Moran, who has studied water quality and geochemistry in industrial, mining and nuclear sites, noted that some material released by a nuclear blast doesn't decay for thousands of years. An unknown amount of the material from the Rulison explosion likely wasn't trapped in the glassy dome and could have migrated, he added.
The U.S. Department of Energy is trying to determine whether radioactive materials spread underground since the detonation. A study of the Rulison site by an independent contractor for DOE might be released as early as mid-June.
The area's geology is quite complex, Moran said. There are all kinds of fractures -- some natural, some created by the explosion.
Oil and gas companies operating in the region inject water, sand or chemicals underground in a process called hydraulic fracturing to crack open the tight sands.
Rulison was part of the federal government's Plowshare Project, which sought peaceful uses for nuclear devices. The former Atomic Energy Commission detonated a 43-kiloton bomb to free gas in the Williams Fork Formation, 8,426 feet below the surface.
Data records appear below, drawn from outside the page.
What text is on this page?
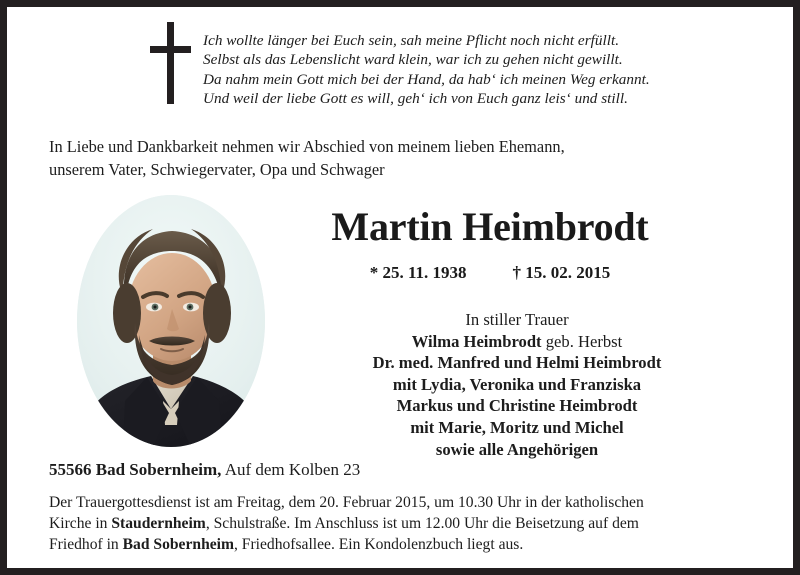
Ich wollte länger bei Euch sein, sah meine Pflicht noch nicht erfüllt.
Selbst als das Lebenslicht ward klein, war ich zu gehen nicht gewillt.
Da nahm mein Gott mich bei der Hand, da hab‘ ich meinen Weg erkannt.
Und weil der liebe Gott es will, geh‘ ich von Euch ganz leis‘ und still.
In Liebe und Dankbarkeit nehmen wir Abschied von meinem lieben Ehemann,
unserem Vater, Schwiegervater, Opa und Schwager
Martin Heimbrodt
* 25. 11. 1938	† 15. 02. 2015
In stiller Trauer
Wilma Heimbrodt geb. Herbst
Dr. med. Manfred und Helmi Heimbrodt
mit Lydia, Veronika und Franziska
Markus und Christine Heimbrodt
mit Marie, Moritz und Michel
sowie alle Angehörigen
55566 Bad Sobernheim, Auf dem Kolben 23
Der Trauergottesdienst ist am Freitag, dem 20. Februar 2015, um 10.30 Uhr in der katholischen
Kirche in Staudernheim, Schulstraße. Im Anschluss ist um 12.00 Uhr die Beisetzung auf dem
Friedhof in Bad Sobernheim, Friedhofsallee. Ein Kondolenzbuch liegt aus.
A well drilled by DOE produced gas, but it was considered too radioactive to be sold commercially. The agency began deactivating and cleaning the area in the 1970s.
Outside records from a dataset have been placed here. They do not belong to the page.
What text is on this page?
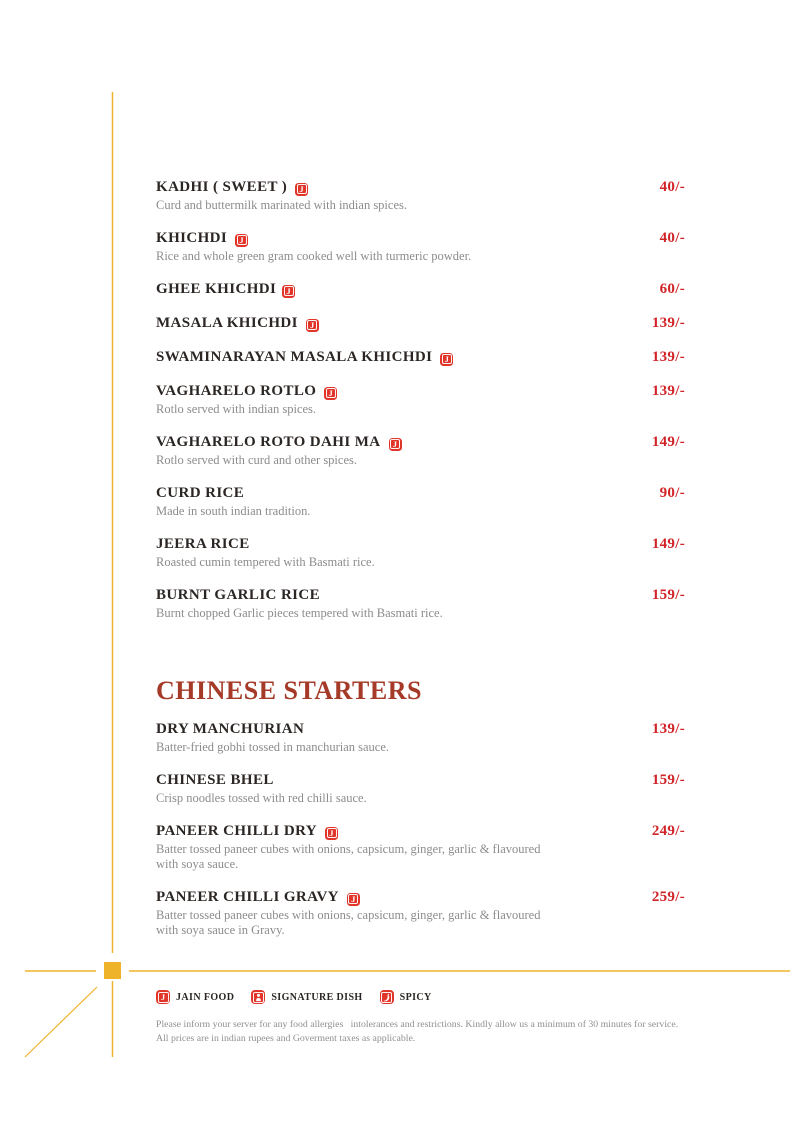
KADHI ( SWEET ) J	40/-
Curd and buttermilk marinated with indian spices.
KHICHDI J	40/-
Rice and whole green gram cooked well with turmeric powder.
GHEE KHICHDI J	60/-
MASALA KHICHDI J	139/-
SWAMINARAYAN MASALA KHICHDI J	139/-
VAGHARELO ROTLO J	139/-
Rotlo served with indian spices.
VAGHARELO ROTO DAHI MA J	149/-
Rotlo served with curd and other spices.
CURD RICE	90/-
Made in south indian tradition.
JEERA RICE	149/-
Roasted cumin tempered with Basmati rice.
BURNT GARLIC RICE	159/-
Burnt chopped Garlic pieces tempered with Basmati rice.
CHINESE STARTERS
DRY MANCHURIAN	139/-
Batter-fried gobhi tossed in manchurian sauce.
CHINESE BHEL	159/-
Crisp noodles tossed with red chilli sauce.
PANEER CHILLI DRY J	249/-
Batter tossed paneer cubes with onions, capsicum, ginger, garlic & flavoured with soya sauce.
PANEER CHILLI GRAVY J	259/-
Batter tossed paneer cubes with onions, capsicum, ginger, garlic & flavoured with soya sauce in Gravy.
J JAIN FOOD	SIGNATURE DISH	SPICY
Please inform your server for any food allergies   intolerances and restrictions. Kindly allow us a minimum of 30 minutes for service.
All prices are in indian rupees and Goverment taxes as applicable.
Long-term management of the blast site was turned over last fall to the DOE's Office of Legacy Management, but it's the Colorado Oil and Gas Conservation Commission, which oversees the state's oil and gas industry, that approves drilling permits.
Tom Pauling, environmental team leader in the Office of Legacy Management in Grand Junction, said federal and state officials have been working closely together.
"We've indicated to them that we think it would be prudent to give us the time to finish our study and evaluate the results," Pauling said.
The DOE prohibits drilling below 6,000 feet within a 40-acre zone around the blast site. The state oil and gas commission has set boundaries that trigger more scrutiny but no outright bans. The commission notifies the DOE when a company wants to drill within a three-mile radius of the site and requires a hearing if a company wants to drill within a half-mile.
Pauling said managers will consider whether the existing restrictions at the site are enough. Critics say they're not and complain that it's unclear which agency is responsible for what.
"The thing that upsets me the most is the DOE dumps the problem on the state and the state is dumping it on the neighbors," said Luke Danielson of Gunnison, a lawyer representing the Weldons and other landowners.
Under the application it withdrew, Presco proposed starting its well inside the half-mile buffer and drilling at an angle so the bottom of the well would have been outside the zone.
Bennetts of Presco said he's not sure any study will mollify landowners if their goal is to just stop development.
Ruth Weldon, though, said she and her husband, who bought 40 acres on the mountain in 1976, don't oppose development. "We're not against drilling, but I don't understand why they have to drill in this one area," she said. "Why drill on top of a nuclear blast site?"